At 105, Kentucky’s oldest vaccine recipient is counting her blessings
LOUISVILLE, Ky. (WAVE) - Health care workers, teachers and senior citizens have been the first in line to be vaccinated as Kentuckians do their best to fight the coronavirus and return to things known and loved in the area.
Although there have been a few bumps, Kentucky’s oldest known vaccine recipient said people need to keep their heads up and keep looking on the bright side of things.
Sister Evelyn Hurley, of the Sisters of Charity in Nazareth, Kentucky, is just a few weeks away from celebrating her 106th birthday and she is still busy doing God’s work.
“I was born March 7th, 1915,” Sister Evelyn told our sister station WAVE 3 News with a smile. “I will be 106 in about a month.”
She was still caring for the infirmed and those in need right up to the beginning of the pandemic with visits while also taking those in wheelchairs for walks. She said she has seen a lot in those 106 years and experienced a lot too.
“When I was growing up, we could go to the bakery and get a dozen cupcakes for 24 cents,” she laughed.
The coronavirus pandemic is the second pandemic Sister Evelyn has lived through. She was a toddler in 1918 during the influenza pandemic.
On Jan. 22, she received the Pfizer vaccine at Nazareth from CVS with the help of Nazareth’s nursing staff. Governor Andy Beshear saluted her that day, announcing she is believed to be the oldest Kentuckian to be vaccinated so far.
“I didn’t have one speck of discomfort,” she exclaimed. “I didn’t even feel it going in. I had no redness. No swelling. Nothing at all.”
Sister Evelyn prayed that all who have the chance will do it too.
“Certainly, they’ll be doing so much good for themselves and for others really,” Sister Evelyn proclaimed.
She she said depends on her faith in tough times and refuses to give in to fear.

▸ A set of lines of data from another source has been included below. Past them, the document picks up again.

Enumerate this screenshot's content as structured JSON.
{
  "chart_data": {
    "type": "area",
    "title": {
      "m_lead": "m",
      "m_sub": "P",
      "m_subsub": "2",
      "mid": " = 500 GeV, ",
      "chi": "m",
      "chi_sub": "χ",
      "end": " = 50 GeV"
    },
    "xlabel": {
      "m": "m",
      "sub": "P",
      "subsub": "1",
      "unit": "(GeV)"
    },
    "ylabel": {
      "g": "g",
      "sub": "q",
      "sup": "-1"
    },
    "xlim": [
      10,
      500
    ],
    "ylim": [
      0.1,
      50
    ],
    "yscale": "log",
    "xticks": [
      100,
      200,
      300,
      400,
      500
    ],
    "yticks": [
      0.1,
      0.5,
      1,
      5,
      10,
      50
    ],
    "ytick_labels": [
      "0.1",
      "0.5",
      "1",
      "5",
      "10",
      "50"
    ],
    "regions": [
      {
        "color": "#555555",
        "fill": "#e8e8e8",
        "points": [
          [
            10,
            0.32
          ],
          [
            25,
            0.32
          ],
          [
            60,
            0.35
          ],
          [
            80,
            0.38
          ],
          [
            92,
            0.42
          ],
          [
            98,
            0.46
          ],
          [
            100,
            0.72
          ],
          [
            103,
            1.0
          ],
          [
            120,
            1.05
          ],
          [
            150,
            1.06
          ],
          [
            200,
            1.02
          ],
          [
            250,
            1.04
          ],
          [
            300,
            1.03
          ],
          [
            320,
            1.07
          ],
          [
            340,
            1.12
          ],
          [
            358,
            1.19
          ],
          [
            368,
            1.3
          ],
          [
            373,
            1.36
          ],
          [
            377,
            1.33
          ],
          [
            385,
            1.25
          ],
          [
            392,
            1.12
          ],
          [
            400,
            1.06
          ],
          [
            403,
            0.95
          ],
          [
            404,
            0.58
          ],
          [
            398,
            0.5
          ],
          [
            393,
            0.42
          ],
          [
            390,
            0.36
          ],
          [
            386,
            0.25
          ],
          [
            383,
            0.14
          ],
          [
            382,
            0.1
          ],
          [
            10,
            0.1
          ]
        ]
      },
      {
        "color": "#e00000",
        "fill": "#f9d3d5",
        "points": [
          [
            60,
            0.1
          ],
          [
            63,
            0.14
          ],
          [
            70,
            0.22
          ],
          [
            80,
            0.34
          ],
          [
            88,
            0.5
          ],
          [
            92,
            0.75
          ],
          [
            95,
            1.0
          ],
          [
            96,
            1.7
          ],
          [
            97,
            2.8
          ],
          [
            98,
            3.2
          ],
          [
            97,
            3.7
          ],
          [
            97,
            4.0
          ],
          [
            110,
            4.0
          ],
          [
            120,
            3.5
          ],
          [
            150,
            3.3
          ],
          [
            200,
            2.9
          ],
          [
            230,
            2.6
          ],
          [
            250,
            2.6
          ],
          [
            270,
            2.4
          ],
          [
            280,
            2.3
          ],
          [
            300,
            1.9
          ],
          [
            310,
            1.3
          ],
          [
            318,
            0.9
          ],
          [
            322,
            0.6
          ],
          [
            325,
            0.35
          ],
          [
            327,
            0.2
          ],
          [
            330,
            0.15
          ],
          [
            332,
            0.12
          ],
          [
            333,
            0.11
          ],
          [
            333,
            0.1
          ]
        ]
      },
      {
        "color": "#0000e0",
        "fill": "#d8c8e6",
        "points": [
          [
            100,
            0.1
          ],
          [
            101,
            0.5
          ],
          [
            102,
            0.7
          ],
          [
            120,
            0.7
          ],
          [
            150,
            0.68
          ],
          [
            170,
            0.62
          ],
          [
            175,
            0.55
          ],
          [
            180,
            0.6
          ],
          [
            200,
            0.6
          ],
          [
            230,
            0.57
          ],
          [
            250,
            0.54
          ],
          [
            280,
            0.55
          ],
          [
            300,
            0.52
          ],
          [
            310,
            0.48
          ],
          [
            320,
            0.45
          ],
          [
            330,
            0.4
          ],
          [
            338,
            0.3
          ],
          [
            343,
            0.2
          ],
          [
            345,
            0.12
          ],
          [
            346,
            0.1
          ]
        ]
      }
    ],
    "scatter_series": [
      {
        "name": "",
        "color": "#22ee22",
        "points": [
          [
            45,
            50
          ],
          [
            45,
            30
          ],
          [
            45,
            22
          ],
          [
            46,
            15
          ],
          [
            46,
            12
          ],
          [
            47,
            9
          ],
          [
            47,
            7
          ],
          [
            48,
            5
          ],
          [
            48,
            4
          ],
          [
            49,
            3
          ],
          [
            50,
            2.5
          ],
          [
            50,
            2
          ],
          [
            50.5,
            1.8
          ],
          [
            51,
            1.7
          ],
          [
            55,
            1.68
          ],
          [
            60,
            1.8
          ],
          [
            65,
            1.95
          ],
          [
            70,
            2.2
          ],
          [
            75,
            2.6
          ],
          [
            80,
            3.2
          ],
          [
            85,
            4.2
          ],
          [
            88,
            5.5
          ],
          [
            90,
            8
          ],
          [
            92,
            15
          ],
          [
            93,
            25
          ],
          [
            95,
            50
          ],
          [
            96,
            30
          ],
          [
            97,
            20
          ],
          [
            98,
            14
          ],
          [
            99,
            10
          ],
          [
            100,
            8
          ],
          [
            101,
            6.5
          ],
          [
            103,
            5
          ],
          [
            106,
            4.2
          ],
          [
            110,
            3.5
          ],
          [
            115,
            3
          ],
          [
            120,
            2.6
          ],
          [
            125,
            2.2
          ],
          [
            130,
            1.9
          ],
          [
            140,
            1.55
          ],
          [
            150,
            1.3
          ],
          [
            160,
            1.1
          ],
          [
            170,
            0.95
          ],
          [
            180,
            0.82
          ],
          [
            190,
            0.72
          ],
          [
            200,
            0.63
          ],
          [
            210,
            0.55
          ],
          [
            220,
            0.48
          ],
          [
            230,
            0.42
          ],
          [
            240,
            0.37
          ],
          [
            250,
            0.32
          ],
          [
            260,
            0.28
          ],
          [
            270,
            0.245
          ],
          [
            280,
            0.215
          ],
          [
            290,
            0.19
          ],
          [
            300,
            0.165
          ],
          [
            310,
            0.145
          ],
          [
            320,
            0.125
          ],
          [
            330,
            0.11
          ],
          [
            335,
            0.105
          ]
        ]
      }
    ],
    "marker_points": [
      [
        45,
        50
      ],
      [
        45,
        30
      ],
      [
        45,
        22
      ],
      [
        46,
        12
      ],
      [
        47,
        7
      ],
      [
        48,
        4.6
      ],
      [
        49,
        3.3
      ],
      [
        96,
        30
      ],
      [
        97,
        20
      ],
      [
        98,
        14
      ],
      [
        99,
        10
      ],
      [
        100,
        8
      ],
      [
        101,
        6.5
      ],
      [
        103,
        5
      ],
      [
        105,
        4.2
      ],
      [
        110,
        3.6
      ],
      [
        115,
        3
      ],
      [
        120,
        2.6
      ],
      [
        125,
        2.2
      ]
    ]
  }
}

“I try not to worry about things cause sometimes those worries that we have don’t materialize and that’s all done for nothing,” Sister Evelyn shared. “We all just have to have hope that there’s light at the end of the tunnel.”
She gives thanks for and praise to the health care workers on the front line fighting the pandemic.
“They have been heroic and some of them paid the price because they contracted it themselves,” she exclaimed.
Sister Evelyn also thinks of the teachers. She said she taught for 80 years and understands the love and loss educators feel for the students they cannot see and care for in person.
“I loved every single minute and every one of those students I ever taught is precious to my heart,” she said with a smile.